Privacy in an Ecosystem is a bigger discussion in itself. I want to specifically talk about the second one where it confines you inside its walls, which had happened to me. Convenience is like a drug (to put it bluntly). And even if I had known that my ecosystem tracks me 24⁄7, I was reluctant to give away my convenience. When you are heavily tied into an Ecosystem, you stop looking for other services which are clearly better because whatever your Ecosystem provides is the one that would work best for you in the current state and even if it’s something crappy and something you didn’t like, you would have to live with it. This is how the Ecosystem suppresses your freedom of choice by making you enslaved for what you are being provided, not for what you have demanded. That is basically monopolistic nature put into digital media.
The Realization
Last year, I chose to read ‘Permanent record’ by Edward Snowden. It really changed my outlook and it made me question my online presence. It was really implicative when I looked back at my “Ecosystematical” lifestyle and how much I was missing out on the true essence of what makes the internet special. And, I decided I would migrate my data to those services that are clearly better and explore the wide world out there. And the journey was painfully slow because I had an archive of 50+ GB’s of photos in Google Photos and most of my documents were backed up in Google Drive.
The Takeout Process
Google has a takeout program where you can select all of your data and then request for a copy. Google then aggregates your data and then compresses them down to a zip file. You’ll get an email in your gmail inbox. Then you can download your data through the link. Easy right? No!!
What Google does, is it lets you choose how big of a data chunk you want to download. Say you have an archive of 20GB, you can download it in two chunks of 10GB each or 10 chunks of 2GB each. And those downloads will fail if your internet connection drops down certain threshold. Then you need to retry. If it fails more than 3 times, you need to request for the data again. Most of the people would give up here and choose to spend some more time in this ecosystem until they try again and the cycle repeats.
I had to request for my data thrice and I still couldn’t download all my data. And the only inconvinient process around the whole ecosystem was the takeout process. I don’t know if it was done deliberately, but I had to let go of my 50GB+ of archive which had very important documents and photos. My Eden Garden was punishing me when I decided to move away from it.
The Solution
The solution is to move towards open source projects or towards the services that focus on your privacy. When any service focuses on your privacy, it just means they value you as an end user. Internet means Freedom. So, you should be the one who own your free will to navigate around and call yourself at home. It sure takes a lot of trial and errors to make yourself comfortable by finding a balance between convenicence and digital privacy. But it’s gonna be worth it. The more private you go, less convinient your experience will be. However, there are so many alternatives on the world wide web which is enough for you to build your own convenient ecosystem.

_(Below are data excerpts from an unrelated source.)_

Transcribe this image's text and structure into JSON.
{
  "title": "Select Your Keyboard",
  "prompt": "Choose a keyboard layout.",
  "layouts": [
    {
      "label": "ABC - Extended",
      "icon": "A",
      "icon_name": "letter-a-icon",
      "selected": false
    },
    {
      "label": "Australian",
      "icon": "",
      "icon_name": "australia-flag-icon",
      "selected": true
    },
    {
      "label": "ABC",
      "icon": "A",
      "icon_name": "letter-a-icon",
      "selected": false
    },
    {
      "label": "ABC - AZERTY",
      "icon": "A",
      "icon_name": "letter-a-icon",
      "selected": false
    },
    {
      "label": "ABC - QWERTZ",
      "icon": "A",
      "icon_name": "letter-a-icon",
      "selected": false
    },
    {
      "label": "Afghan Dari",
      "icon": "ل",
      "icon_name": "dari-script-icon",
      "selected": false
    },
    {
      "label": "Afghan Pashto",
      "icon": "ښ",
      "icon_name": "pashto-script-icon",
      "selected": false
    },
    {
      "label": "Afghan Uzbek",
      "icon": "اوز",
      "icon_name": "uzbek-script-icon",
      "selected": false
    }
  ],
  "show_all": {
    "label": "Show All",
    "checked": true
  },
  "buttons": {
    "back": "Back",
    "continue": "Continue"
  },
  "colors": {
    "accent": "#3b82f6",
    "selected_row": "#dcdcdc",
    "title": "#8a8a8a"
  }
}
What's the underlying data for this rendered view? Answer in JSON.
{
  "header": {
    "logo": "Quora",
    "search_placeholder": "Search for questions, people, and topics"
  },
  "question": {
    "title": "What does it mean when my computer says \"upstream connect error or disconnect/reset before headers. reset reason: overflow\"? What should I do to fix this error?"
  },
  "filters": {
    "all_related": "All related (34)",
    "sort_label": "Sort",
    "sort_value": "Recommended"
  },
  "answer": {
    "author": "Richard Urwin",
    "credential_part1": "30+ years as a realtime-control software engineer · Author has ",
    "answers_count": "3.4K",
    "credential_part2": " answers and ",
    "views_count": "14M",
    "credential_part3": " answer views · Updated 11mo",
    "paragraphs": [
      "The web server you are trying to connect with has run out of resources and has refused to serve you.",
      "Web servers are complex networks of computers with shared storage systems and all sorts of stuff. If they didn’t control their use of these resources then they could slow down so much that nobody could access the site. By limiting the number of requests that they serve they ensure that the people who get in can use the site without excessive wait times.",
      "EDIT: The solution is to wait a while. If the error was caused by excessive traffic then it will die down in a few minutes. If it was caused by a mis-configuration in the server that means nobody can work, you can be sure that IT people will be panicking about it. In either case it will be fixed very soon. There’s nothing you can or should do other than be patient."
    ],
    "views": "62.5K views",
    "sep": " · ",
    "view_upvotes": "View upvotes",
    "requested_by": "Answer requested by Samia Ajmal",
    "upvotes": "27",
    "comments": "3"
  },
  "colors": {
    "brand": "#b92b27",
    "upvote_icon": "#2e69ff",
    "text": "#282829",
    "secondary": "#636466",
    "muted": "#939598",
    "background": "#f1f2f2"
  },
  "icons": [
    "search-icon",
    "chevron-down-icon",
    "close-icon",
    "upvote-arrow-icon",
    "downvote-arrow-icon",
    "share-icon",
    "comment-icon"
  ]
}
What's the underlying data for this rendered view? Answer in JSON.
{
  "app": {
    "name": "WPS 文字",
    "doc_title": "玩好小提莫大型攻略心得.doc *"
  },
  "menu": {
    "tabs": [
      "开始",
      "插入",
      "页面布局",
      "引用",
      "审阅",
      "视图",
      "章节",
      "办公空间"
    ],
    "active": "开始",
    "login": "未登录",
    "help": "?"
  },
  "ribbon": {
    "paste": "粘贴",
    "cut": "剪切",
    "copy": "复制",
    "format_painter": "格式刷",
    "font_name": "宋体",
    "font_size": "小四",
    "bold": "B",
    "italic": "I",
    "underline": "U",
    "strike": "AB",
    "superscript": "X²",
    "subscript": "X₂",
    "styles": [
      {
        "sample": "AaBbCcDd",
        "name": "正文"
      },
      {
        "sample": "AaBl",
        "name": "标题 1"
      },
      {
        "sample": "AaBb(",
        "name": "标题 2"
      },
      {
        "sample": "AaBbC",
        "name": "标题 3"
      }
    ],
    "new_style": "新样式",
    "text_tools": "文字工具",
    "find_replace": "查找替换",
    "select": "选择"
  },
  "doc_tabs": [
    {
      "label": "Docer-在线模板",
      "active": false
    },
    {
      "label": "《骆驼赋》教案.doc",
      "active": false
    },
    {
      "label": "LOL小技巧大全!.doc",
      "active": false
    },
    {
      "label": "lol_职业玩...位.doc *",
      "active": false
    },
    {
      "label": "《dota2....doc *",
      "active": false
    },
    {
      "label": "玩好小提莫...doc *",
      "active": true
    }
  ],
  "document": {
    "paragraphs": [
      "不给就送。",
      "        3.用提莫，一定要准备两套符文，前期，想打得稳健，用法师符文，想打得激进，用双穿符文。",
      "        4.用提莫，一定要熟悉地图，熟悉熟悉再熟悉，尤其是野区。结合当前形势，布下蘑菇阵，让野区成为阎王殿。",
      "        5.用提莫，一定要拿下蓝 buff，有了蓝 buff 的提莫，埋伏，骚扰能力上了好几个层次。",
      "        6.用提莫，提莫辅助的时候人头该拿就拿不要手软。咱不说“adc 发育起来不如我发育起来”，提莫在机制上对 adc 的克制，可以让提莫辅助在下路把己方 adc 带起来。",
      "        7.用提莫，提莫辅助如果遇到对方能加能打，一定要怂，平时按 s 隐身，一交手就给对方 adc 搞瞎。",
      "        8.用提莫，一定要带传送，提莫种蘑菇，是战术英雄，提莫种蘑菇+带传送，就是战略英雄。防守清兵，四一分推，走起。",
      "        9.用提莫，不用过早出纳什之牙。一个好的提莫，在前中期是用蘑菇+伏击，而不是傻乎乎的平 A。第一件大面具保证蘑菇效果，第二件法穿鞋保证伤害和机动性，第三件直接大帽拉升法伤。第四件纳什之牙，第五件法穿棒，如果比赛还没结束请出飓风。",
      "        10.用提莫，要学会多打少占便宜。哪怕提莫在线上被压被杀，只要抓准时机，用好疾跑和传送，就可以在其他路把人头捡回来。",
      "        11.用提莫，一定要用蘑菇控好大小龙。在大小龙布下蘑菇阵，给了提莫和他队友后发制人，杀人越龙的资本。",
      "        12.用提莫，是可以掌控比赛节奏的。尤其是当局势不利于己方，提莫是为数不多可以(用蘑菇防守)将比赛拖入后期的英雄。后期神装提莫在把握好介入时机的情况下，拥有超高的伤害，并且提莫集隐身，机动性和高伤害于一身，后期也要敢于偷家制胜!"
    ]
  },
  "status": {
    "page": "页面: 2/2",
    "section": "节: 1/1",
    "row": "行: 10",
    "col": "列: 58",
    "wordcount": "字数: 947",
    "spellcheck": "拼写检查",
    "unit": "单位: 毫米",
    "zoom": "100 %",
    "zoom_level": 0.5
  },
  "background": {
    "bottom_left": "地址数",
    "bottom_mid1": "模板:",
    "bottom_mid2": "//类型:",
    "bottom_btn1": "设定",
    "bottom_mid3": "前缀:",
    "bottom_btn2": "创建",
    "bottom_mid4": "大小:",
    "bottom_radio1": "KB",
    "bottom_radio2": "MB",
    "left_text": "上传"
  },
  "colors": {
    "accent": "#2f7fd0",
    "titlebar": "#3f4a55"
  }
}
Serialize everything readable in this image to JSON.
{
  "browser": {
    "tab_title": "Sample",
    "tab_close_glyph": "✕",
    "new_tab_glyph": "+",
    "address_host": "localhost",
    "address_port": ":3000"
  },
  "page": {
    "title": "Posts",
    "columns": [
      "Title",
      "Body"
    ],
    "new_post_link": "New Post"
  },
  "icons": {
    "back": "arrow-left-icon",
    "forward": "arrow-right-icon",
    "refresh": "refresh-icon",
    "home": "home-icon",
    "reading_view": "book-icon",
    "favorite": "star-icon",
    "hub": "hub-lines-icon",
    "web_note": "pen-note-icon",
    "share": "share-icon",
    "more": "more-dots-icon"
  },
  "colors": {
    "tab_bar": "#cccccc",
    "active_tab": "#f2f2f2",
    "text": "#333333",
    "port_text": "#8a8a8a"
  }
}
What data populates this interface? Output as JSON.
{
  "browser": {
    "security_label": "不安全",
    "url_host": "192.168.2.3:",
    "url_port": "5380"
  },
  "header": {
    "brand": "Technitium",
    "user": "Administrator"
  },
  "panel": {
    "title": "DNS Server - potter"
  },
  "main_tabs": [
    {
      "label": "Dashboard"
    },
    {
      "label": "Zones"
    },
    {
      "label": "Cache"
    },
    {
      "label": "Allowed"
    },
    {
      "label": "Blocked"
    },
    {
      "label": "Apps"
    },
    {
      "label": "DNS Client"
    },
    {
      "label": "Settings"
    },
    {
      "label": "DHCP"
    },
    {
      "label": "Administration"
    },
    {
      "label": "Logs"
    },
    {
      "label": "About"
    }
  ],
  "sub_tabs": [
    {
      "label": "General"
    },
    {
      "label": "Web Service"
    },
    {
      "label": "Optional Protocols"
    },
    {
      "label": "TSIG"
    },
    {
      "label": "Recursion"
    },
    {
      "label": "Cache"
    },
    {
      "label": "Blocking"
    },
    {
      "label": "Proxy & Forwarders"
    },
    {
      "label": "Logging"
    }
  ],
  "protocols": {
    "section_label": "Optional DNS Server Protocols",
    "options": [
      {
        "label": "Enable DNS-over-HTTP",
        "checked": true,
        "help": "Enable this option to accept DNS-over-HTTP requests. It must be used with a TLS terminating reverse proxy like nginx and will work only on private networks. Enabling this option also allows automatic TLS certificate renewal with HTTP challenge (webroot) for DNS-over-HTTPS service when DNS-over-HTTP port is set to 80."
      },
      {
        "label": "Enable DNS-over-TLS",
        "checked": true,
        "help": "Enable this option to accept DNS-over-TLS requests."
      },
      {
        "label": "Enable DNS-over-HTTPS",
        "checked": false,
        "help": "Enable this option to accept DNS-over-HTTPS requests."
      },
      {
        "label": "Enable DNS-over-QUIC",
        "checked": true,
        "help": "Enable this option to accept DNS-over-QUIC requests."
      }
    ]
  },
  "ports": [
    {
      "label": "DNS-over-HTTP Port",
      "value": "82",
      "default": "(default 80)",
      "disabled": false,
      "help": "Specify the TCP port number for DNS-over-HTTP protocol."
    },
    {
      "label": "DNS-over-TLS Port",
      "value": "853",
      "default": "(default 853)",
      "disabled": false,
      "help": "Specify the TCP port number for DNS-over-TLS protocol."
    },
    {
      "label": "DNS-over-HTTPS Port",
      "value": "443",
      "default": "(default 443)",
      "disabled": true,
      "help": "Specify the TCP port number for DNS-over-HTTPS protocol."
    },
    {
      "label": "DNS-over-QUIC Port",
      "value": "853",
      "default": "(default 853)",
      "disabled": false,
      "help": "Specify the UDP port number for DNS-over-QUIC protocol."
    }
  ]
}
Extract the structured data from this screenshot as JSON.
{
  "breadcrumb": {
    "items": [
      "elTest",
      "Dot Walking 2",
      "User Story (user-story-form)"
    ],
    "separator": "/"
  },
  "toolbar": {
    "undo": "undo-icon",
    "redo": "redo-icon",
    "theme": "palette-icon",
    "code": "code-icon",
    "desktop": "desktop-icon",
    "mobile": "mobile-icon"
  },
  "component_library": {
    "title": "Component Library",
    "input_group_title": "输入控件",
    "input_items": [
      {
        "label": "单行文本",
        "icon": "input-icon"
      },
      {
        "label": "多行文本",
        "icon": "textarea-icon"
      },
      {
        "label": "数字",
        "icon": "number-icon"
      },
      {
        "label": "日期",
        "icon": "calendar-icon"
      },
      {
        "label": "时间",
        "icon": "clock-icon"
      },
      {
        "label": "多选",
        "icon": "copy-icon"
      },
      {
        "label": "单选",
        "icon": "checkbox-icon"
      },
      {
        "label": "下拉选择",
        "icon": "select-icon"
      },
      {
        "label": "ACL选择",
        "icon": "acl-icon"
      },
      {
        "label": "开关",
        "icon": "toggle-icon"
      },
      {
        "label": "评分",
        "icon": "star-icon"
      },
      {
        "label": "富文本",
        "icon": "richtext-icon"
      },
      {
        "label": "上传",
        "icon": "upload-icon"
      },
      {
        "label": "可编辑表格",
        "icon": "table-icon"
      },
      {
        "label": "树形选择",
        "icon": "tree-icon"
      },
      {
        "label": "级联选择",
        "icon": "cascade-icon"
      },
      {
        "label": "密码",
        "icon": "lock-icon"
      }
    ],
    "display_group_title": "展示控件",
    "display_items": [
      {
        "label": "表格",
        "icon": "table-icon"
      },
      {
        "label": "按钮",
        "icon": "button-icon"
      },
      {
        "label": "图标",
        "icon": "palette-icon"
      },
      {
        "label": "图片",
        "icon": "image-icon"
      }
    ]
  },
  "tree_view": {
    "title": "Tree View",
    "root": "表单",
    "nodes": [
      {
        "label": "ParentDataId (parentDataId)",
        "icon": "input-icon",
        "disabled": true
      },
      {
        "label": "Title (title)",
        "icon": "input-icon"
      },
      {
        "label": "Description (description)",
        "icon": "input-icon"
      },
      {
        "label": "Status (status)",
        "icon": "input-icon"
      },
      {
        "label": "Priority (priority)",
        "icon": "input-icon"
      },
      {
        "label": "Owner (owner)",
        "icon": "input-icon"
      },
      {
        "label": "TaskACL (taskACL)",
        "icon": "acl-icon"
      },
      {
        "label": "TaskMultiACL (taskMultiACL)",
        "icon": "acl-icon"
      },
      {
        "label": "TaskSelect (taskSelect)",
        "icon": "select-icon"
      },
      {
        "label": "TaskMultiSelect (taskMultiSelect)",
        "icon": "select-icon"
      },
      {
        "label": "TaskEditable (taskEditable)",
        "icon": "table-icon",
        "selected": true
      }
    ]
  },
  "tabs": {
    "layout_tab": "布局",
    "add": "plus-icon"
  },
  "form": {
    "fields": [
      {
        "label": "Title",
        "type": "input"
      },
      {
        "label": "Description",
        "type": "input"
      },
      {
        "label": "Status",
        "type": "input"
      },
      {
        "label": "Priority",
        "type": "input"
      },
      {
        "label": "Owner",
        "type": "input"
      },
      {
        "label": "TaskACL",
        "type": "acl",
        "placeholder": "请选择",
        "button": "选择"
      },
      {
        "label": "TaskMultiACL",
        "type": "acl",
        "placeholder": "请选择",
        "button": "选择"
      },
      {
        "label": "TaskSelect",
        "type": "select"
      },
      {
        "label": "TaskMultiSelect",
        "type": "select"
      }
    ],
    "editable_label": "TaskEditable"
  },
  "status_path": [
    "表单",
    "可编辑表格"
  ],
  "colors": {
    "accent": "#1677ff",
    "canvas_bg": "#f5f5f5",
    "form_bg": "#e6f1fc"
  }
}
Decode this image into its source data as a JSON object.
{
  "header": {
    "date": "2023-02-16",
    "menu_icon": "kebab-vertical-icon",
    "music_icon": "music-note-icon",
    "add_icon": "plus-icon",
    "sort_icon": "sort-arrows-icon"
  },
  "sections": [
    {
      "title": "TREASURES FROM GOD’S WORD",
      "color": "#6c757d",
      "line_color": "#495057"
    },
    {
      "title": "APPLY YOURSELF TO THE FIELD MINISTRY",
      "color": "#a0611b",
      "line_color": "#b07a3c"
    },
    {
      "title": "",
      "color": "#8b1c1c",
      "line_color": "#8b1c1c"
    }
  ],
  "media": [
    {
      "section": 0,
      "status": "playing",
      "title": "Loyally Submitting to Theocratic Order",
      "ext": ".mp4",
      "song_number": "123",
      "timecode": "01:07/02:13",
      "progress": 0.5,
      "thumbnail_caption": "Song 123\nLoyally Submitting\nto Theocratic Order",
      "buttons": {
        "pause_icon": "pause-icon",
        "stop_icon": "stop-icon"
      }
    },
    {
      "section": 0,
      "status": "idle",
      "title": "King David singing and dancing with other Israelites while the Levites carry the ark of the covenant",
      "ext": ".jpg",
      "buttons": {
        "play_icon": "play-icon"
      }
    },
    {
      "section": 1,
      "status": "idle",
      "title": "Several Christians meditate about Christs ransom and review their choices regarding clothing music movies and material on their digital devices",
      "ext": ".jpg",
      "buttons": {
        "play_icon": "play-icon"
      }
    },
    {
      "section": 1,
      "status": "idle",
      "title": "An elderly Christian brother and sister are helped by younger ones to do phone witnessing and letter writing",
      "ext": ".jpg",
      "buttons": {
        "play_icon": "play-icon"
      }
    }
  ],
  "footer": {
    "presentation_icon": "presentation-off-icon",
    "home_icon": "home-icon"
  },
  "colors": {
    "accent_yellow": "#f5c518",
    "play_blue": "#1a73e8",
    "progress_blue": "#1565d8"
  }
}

You might want to look at NextCloud Project which is a self hosted cloud solution which has plugins for any use case that you might have.
If you want to start self hosting cheap and best, you might want to look at Raspberry Pi Project which is a credit card sized computer which can be used to host your self hosted setup which can be scaled further in future. The possibilities are endless.
So, Instead of living in someone else’s Eden Garden where you live in their terms, why don’t you make your own Garden and live by your terms. Isn’t that what freedom tastes like?